Russian pole vaulter Yelena Isinbayeva says she plans to compete at the Rio de Janeiro Olympics in 2016 in an attempt to win a third gold medal.
The two-time champion
finished with bronze
at London 2012, with American Jennifer Suhr taking the title.
"I wanted to leave on a golden note, with my head held high. That did not happen in London," she said.
"In 2016 I will be 34, still young enough to compete. Why not? I will go to Rio and get my gold back."
Isinbayeva, widely considered the greatest female pole vaulter of all time, took the bronze with a jump of 4.70m, which has often been her starting height in competitions, but looked out-of-sorts on a rainy, chilly evening.
"It was the worst weather for a pole-vaulter, you can't imagine - headwind and rain," said the world record holder.
Isinbayeva's medal tally
- Olympic gold (2004 & 2008), bronze (2012)
- World gold (2007 & 2005) bronze (2003)
- World Indoor gold (2012)
"In such circumstances, the most important thing is to catch the wind. I did not catch it. My wings were wet, and I plopped down."
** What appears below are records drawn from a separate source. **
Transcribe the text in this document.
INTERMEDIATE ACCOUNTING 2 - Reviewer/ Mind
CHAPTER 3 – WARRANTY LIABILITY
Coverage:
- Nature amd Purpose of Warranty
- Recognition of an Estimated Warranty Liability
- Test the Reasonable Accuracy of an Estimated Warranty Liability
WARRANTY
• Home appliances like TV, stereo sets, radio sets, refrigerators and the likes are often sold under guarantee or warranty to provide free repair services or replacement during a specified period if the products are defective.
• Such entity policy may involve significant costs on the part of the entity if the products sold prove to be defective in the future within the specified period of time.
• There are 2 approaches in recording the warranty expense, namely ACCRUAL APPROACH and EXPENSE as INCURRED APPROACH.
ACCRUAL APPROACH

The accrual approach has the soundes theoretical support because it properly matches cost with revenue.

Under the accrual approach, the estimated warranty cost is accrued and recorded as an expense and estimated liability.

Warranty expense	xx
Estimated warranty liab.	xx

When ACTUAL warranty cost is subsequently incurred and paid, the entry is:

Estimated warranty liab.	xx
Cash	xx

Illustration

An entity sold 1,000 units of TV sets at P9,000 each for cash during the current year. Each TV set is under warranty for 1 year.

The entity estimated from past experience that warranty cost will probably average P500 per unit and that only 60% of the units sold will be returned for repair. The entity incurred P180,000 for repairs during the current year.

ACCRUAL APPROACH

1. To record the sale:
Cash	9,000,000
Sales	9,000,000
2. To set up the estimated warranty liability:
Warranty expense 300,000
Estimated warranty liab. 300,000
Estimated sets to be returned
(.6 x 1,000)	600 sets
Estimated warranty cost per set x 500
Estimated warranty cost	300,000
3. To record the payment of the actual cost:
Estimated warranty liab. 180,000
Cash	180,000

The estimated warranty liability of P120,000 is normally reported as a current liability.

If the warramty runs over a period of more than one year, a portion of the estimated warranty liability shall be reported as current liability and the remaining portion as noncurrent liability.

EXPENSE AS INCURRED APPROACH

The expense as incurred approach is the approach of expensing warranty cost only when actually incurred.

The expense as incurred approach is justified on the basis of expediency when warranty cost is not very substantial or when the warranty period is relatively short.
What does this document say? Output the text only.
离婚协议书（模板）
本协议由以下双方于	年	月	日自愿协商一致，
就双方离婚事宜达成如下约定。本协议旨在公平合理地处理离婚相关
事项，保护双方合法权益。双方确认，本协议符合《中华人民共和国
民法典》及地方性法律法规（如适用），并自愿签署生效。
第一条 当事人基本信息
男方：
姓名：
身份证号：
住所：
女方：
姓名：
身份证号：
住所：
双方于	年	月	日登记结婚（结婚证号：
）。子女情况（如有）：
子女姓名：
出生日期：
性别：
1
Isinbayeva also said her performance in London had not been helped by the personal pressure she had placed on herself.
"I wanted to become the first ever woman to win three consecutive Olympic golds in the pole vault, I wanted to be a legend, and that itself added additional responsibility and additional pressure," she said.
According to her coach Evgeniy Trofimov a leg injury she sustained shortly before the Olympics hampered Isinbayeva.
Injury had affected Isinabyeva, but she returned with good results earlier this year
"I saw during training that after each jump she would rub her foot," he explained to the BBC's Russian service.
"I took her to the doctor, and we found a one-and-a-half-centimetre muscle tear. We lost some very important weeks leading up to the Games where she could not exercise. She lost her feel for the jump."
Isinbayeva is now focused on preparing for the 2013 World Championships, which will be held in Moscow.
She says she then wants to take a break for a year and have a child - which she says will be another spur to do well at the Games in Rio in four years' time.
Trofimov supports Isinbayeva in all her plans, but added: "I don't rule out that tomorrow or the day after that she changes her mind again."